As with most mobile phone companies, HMD Global has hitherto relied on Asia for its manufacturing output, specifically China and India. And it’s clear that isn’t changing. But as part of its burgeoning ambitions in the enterprise realm specifically, which includes a suite of add-on subscription services for businesses, the company wants to further differentiate itself in a space that includes deep-pocketed incumbents such as Samsung, Google, and — of course — Apple.
Indeed, today’s news doesn’t signal the start of a major “lift and shift” effort to bring existing Nokia phone manufacturing to Europe. Silberbauer stressed that the company sees this as a means to attract new customers with very specific localization demands in the region.

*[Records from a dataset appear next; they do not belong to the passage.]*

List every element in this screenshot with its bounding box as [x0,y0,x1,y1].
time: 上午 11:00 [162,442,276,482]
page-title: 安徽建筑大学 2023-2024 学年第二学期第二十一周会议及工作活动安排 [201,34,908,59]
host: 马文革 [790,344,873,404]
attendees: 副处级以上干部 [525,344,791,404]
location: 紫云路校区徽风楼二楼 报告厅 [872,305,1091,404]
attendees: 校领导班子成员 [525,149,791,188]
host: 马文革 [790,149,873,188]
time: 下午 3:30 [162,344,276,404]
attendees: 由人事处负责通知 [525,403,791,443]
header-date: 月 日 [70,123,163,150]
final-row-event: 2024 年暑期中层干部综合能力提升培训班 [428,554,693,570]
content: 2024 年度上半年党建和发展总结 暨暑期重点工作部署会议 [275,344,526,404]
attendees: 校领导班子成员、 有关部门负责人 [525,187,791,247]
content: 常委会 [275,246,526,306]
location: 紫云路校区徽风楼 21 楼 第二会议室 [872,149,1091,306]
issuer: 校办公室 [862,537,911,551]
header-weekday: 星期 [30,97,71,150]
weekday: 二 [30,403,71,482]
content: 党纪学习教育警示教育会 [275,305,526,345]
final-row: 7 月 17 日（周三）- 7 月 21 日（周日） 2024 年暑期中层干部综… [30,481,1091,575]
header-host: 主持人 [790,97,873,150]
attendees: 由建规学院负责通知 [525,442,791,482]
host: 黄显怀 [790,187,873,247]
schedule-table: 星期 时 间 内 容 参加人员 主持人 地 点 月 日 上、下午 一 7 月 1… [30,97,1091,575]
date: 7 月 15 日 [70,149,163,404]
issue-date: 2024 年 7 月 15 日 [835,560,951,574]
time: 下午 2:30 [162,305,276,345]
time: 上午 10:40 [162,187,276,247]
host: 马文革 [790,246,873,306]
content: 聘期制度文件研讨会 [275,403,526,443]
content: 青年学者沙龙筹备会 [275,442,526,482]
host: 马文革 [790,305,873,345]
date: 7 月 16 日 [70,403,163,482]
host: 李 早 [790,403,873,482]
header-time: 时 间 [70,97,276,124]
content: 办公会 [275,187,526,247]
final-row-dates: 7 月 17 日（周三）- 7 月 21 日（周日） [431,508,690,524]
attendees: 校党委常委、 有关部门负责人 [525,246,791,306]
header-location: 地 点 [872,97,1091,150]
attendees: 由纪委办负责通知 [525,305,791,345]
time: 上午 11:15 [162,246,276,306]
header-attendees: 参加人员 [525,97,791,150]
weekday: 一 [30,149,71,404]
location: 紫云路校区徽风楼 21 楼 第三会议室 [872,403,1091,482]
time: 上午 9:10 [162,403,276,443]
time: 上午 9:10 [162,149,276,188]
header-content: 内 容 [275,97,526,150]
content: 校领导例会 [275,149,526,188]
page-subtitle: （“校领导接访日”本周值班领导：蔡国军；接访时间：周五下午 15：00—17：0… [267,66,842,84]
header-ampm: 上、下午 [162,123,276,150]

“We will not be taking production away from anywhere,” he said. “We see it as a growth opportunity for the European market.”
Silberbauer told TechCrunch that its European manufacturing endeavors will begin with a 5G smartphone aimed at “security conscious industries,” and will be offered purely as a B2B product. It expects manufacturing and shipping to begin as soon as the third-quarter of 2023, with plans to add at least one consumer-focused device to the mix in the future.

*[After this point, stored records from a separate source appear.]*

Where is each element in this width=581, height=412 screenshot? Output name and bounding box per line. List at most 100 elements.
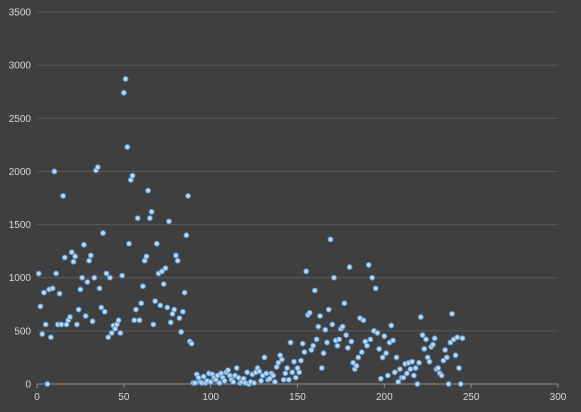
data-point	[298, 357, 304, 364]
data-point	[216, 380, 223, 386]
data-point	[452, 352, 459, 359]
data-point	[148, 208, 155, 215]
data-point	[126, 240, 132, 247]
y-tick-label: 0	[25, 380, 31, 391]
data-point	[331, 274, 337, 281]
data-point	[143, 253, 150, 260]
data-point	[445, 381, 452, 387]
data-point	[329, 321, 336, 328]
data-point	[459, 335, 466, 342]
data-point	[355, 354, 362, 361]
data-point	[166, 218, 172, 225]
data-point	[364, 342, 370, 349]
data-point	[272, 378, 278, 385]
data-point	[412, 365, 419, 371]
y-tick-label: 3500	[9, 8, 32, 19]
data-point	[379, 354, 386, 361]
data-point	[456, 365, 462, 371]
data-point	[51, 168, 58, 175]
data-point	[136, 317, 143, 324]
data-point	[174, 257, 181, 264]
data-point	[183, 232, 190, 239]
data-point	[280, 376, 287, 383]
data-point	[79, 274, 86, 281]
data-point	[235, 374, 242, 381]
data-point	[313, 336, 320, 343]
data-point	[138, 300, 145, 307]
y-tick-label: 1000	[9, 273, 32, 284]
x-tick-label: 150	[289, 392, 306, 403]
data-point	[225, 367, 231, 374]
x-tick-label: 300	[550, 392, 567, 403]
data-point	[306, 309, 313, 316]
data-point	[107, 274, 113, 281]
data-point	[343, 332, 350, 339]
data-point	[72, 253, 79, 260]
x-tick-label: 250	[463, 392, 480, 403]
data-point	[346, 264, 353, 270]
data-point	[376, 346, 383, 352]
data-point	[70, 258, 77, 265]
data-point	[369, 274, 376, 281]
data-point	[258, 377, 264, 384]
data-point	[91, 274, 98, 281]
data-point	[133, 306, 139, 313]
data-point	[367, 336, 374, 343]
data-point	[89, 318, 96, 325]
data-point	[278, 356, 285, 363]
data-point	[417, 314, 424, 320]
data-point	[146, 215, 153, 222]
data-point	[442, 347, 449, 353]
data-point	[181, 289, 188, 296]
data-point	[86, 257, 92, 264]
data-point	[134, 215, 141, 222]
gridlines	[37, 11, 558, 332]
data-point	[41, 289, 47, 296]
data-point	[131, 317, 138, 324]
data-point	[200, 373, 207, 380]
data-point	[275, 359, 282, 366]
data-point	[115, 317, 122, 324]
data-point	[426, 358, 433, 365]
data-point	[438, 372, 445, 379]
data-point	[296, 369, 303, 376]
data-point	[44, 381, 51, 387]
data-point	[310, 342, 317, 349]
data-point	[153, 240, 160, 247]
data-point	[67, 314, 73, 320]
data-point	[82, 313, 89, 319]
data-point	[84, 279, 91, 285]
data-point	[365, 262, 372, 268]
data-point	[42, 321, 49, 328]
data-point	[145, 187, 152, 194]
data-point	[336, 336, 343, 343]
y-axis-tick-labels: 0 500 1000 1500 2000 2500 3000 3500	[9, 8, 32, 391]
data-point	[435, 365, 442, 371]
data-point	[173, 252, 179, 259]
data-point	[374, 330, 381, 336]
data-point	[176, 315, 183, 322]
data-point	[80, 241, 87, 248]
data-point	[423, 336, 429, 343]
data-point	[449, 310, 455, 317]
data-point	[395, 378, 402, 385]
data-point	[400, 374, 407, 381]
y-tick-label: 2000	[9, 167, 32, 178]
data-point	[256, 368, 263, 375]
data-point	[391, 369, 398, 376]
data-point	[263, 370, 270, 377]
data-point	[447, 339, 454, 346]
data-point	[289, 369, 296, 376]
data-point	[47, 334, 54, 341]
data-point	[53, 270, 60, 277]
data-point	[49, 285, 56, 292]
data-point	[282, 370, 289, 377]
data-point	[152, 298, 158, 304]
data-point	[301, 349, 308, 356]
data-point	[160, 281, 167, 287]
data-point	[414, 381, 421, 387]
data-point	[311, 287, 318, 294]
data-point	[317, 313, 323, 319]
data-point	[292, 374, 299, 381]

“It’s step-by-step that we are taking this journey towards manufacturing in Europe,” Silberbauer said.
The big elephant in the room here, of course, is where — exactly — is HMD Global manufacturing its devices in Europe? Finland, perhaps, might be a good bet given that is where the company is headquartered. But despite repeated attempts to garner specifics around its manufacturing plans on the continent, Silberbauer cited security concerns as one reason why they couldn’t divulge the precise location of its factories.
“Unfortunately, due to our customers being in various security-conscious industries, we’re not allowed to tell anyone which countries we are producing these devices in, simply to keep it as secure as possible,” he said.
However, Silberbauer did spill some beans around what the manufacturing flow might look like at first, confirming that HMD Global will still be working closely with its existing partners in Asia.
“We cannot just flick a switch and then have a fully functioning factory in Europe,” he said. “It needs to be taken step-by-step. So the first steps are basically that our current partner in China will collect the materials and conduct initial security, before they ship to our manufacturing partners in the EU. And from there, the partner in Europe will finish the assembly, calibrate and test the devices, test hardware, and specifically test the software for security.”
HMD Global is also using this new distributed manufacturing model to tout its sustainability credentials, with Silberbauer noting that this is one reason why it doesn’t make sense to move its existing manufacturing from its current location in Asia, where it already has a strong customer base.
“Manufacturing in Europe means that we will decrease the carbon footprints on those devices,” Silberbauer said. “It would not make sense to manufacture all of our phones in Europe, because all of our markets and consumers are not in Europe. It’s best from a sustainability point of view to keep the production in those areas where the consumers are.”